Capital asset pricing model (CAPM) pricing and ‘efficiency’ that was mandatory orthodoxy when I was a finance MBA major has simply failed usnin the real geopolitical world. Especially, as you illustrate, in critical commodity supply chains. Eg fossil fuel energy and critical minerals. I do remember in mid 1980s a key mantra in Finance 101 was ‘diversify your equity portfolio to about 20 stocks’…in a way this is an offshoot of that. But we did mot apply diversification portfolio theory to commodities and geopolitical risk. The battle between efficiency v sufficiency and resilience is a real competition in the real disrupted and disruptible world. A narrow idea of ‘efficiency’ meaning cheapest is always best has led some countries down a dangerous path on multiple fronts. Efficiency is just not sufficient. Very good you are trying to address this via open sourced modelling. Nice work kiddo!

Engineer Guy's avatar

The model at least covers some aspects of real world risks, not pure financial ones like VAR. Maybe it should be called RSAR (real shit at risk).

Eric Hontz's avatar

Add in the politics in many democracies with 2 and 4 year time horizons and the incentives for longer term thinking in this space is essentially null. I think you point to Japan as an outlier of success which to me indicates the politcal economic model there - one where economic decisions are driven by a process (behind the doors knock down drag out fight - but public consensus) that achieves a longer term risk horizon for its firms and policy to support such arrangments. Add to this the fact that the number of political appointees in Japan is extremely small.
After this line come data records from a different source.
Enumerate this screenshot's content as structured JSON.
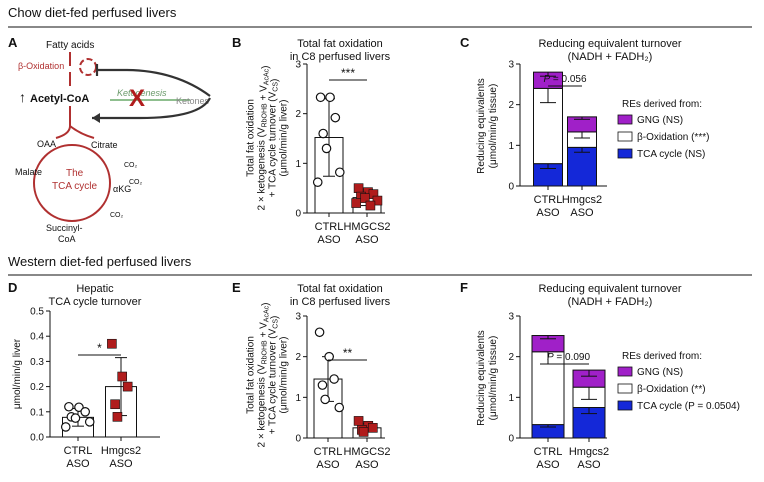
{
  "sections": {
    "chow": "Chow diet-fed perfused livers",
    "western": "Western diet-fed perfused livers"
  },
  "colors": {
    "ctrl": "#ffffff",
    "hmgcs2": "#b01c1c",
    "gng": "#a020c8",
    "beta": "#ffffff",
    "tca": "#1428d8",
    "schematic": "#b03030"
  },
  "schematic": {
    "panel": "A",
    "fatty_acids": "Fatty acids",
    "beta_ox": "β-Oxidation",
    "acetyl_coa": "Acetyl-CoA",
    "ketogenesis": "Ketogenesis",
    "ketones": "Ketones",
    "oaa": "OAA",
    "citrate": "Citrate",
    "malate": "Malate",
    "akg": "αKG",
    "succinyl": "Succinyl-",
    "coa": "CoA",
    "co2a": "CO₂",
    "co2b": "CO₂",
    "co2c": "CO₂",
    "tca_line1": "The",
    "tca_line2": "TCA cycle",
    "blocked_mark": "X"
  },
  "chart_data": [
    {
      "id": "B",
      "type": "bar",
      "title": "Total fat oxidation",
      "subtitle": "in C8 perfused livers",
      "ylabel_lines": [
        "Total fat oxidation",
        "2 × ketogenesis (V_RbOHB + V_AcAc)",
        "+ TCA cycle turnover (V_CS)",
        "(μmol/min/g liver)"
      ],
      "ylim": [
        0,
        3
      ],
      "yticks": [
        "0",
        "1",
        "2",
        "3"
      ],
      "categories": [
        [
          "CTRL",
          "ASO"
        ],
        [
          "HMGCS2",
          "ASO"
        ]
      ],
      "means": [
        1.52,
        0.31
      ],
      "sd": [
        0.78,
        0.16
      ],
      "points": [
        [
          2.33,
          2.33,
          1.92,
          1.6,
          1.3,
          0.82,
          0.62
        ],
        [
          0.5,
          0.42,
          0.38,
          0.33,
          0.3,
          0.25,
          0.2,
          0.15
        ]
      ],
      "significance": "***"
    },
    {
      "id": "C",
      "type": "stacked-bar",
      "title": "Reducing equivalent turnover",
      "subtitle": "(NADH + FADH₂)",
      "ylabel_lines": [
        "Reducing equivalents",
        "(μmol/min/g tissue)"
      ],
      "ylim": [
        0,
        3
      ],
      "yticks": [
        "0",
        "1",
        "2",
        "3"
      ],
      "categories": [
        [
          "CTRL",
          "ASO"
        ],
        [
          "Hmgcs2",
          "ASO"
        ]
      ],
      "series": [
        {
          "name": "TCA cycle",
          "values": [
            0.55,
            0.95
          ],
          "err": [
            0.12,
            0.12
          ]
        },
        {
          "name": "β-Oxidation",
          "values": [
            1.85,
            0.38
          ],
          "err": [
            0.35,
            0.15
          ]
        },
        {
          "name": "GNG",
          "values": [
            0.4,
            0.37
          ],
          "err": [
            0.1,
            0.06
          ]
        }
      ],
      "pvalue": "P = 0.056",
      "legend_title": "REs derived from:",
      "legend": [
        "GNG (NS)",
        "β-Oxidation (***)",
        "TCA cycle (NS)"
      ]
    },
    {
      "id": "D",
      "type": "bar",
      "title": "Hepatic",
      "subtitle": "TCA cycle turnover",
      "ylabel_lines": [
        "μmol/min/g liver"
      ],
      "ylim": [
        0,
        0.5
      ],
      "yticks": [
        "0.0",
        "0.1",
        "0.2",
        "0.3",
        "0.4",
        "0.5"
      ],
      "categories": [
        [
          "CTRL",
          "ASO"
        ],
        [
          "Hmgcs2",
          "ASO"
        ]
      ],
      "means": [
        0.078,
        0.2
      ],
      "sd": [
        0.035,
        0.115
      ],
      "points": [
        [
          0.12,
          0.118,
          0.1,
          0.08,
          0.075,
          0.06,
          0.04
        ],
        [
          0.37,
          0.24,
          0.2,
          0.13,
          0.08
        ]
      ],
      "significance": "*"
    },
    {
      "id": "E",
      "type": "bar",
      "title": "Total fat oxidation",
      "subtitle": "in C8 perfused livers",
      "ylabel_lines": [
        "Total fat oxidation",
        "2 × ketogenesis (V_RbOHB + V_AcAc)",
        "+ TCA cycle turnover (V_CS)",
        "(μmol/min/g liver)"
      ],
      "ylim": [
        0,
        3
      ],
      "yticks": [
        "0",
        "1",
        "2",
        "3"
      ],
      "categories": [
        [
          "CTRL",
          "ASO"
        ],
        [
          "HMGCS2",
          "ASO"
        ]
      ],
      "means": [
        1.45,
        0.25
      ],
      "sd": [
        0.55,
        0.1
      ],
      "points": [
        [
          2.6,
          2.0,
          1.45,
          1.3,
          0.95,
          0.75
        ],
        [
          0.42,
          0.3,
          0.25,
          0.2,
          0.15
        ]
      ],
      "significance": "**"
    },
    {
      "id": "F",
      "type": "stacked-bar",
      "title": "Reducing equivalent turnover",
      "subtitle": "(NADH + FADH₂)",
      "ylabel_lines": [
        "Reducing equivalents",
        "(μmol/min/g tissue)"
      ],
      "ylim": [
        0,
        3
      ],
      "yticks": [
        "0",
        "1",
        "2",
        "3"
      ],
      "categories": [
        [
          "CTRL",
          "ASO"
        ],
        [
          "Hmgcs2",
          "ASO"
        ]
      ],
      "series": [
        {
          "name": "TCA cycle",
          "values": [
            0.33,
            0.75
          ],
          "err": [
            0.06,
            0.15
          ]
        },
        {
          "name": "β-Oxidation",
          "values": [
            1.79,
            0.5
          ],
          "err": [
            0.3,
            0.3
          ]
        },
        {
          "name": "GNG",
          "values": [
            0.4,
            0.42
          ],
          "err": [
            0.08,
            0.15
          ]
        }
      ],
      "pvalue": "P = 0.090",
      "legend_title": "REs derived from:",
      "legend": [
        "GNG (NS)",
        "β-Oxidation (**)",
        "TCA cycle (P = 0.0504)"
      ]
    }
  ]
}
I would say it is much like Germany...but where did the Germans go so wrong? :)

Alex Turnbull's avatar

Germany is interesting - part of it is Mittelstand not really doing buyers clubs or the like for EU anticompetition rules, another has been religious belief in Wandel Durch Handel.

Eric Hontz's avatar

German industry is fairly split - thus the lack of action - with larger businesses still enthralled by Wandel Durch Handel and the Mittelstand realizing they are getting ripped off or picked off one by one but no cover from political leadership.

Yakov Feygin's avatar

Very naive take from my end but this reads a bit like you want to eventually roll this into some kind of real options framework for when you are evaluating imports v. domestic subsidy or to engage in storage. Do you have a duration cost then on the storage or spoilage that might be something like the dividend component of an options pricing model? Literally thinking out loud.

Alex Turnbull's avatar

Storage cost is in the model but the issue with trying to infer distributions and option pricing is its all endogenous to all the agents elasticity of demand and markov risk.

Oz's avatar

If policy makers fail to take simpler and more naive policy actions in this direction, why would they be informed by more complex, more robust models?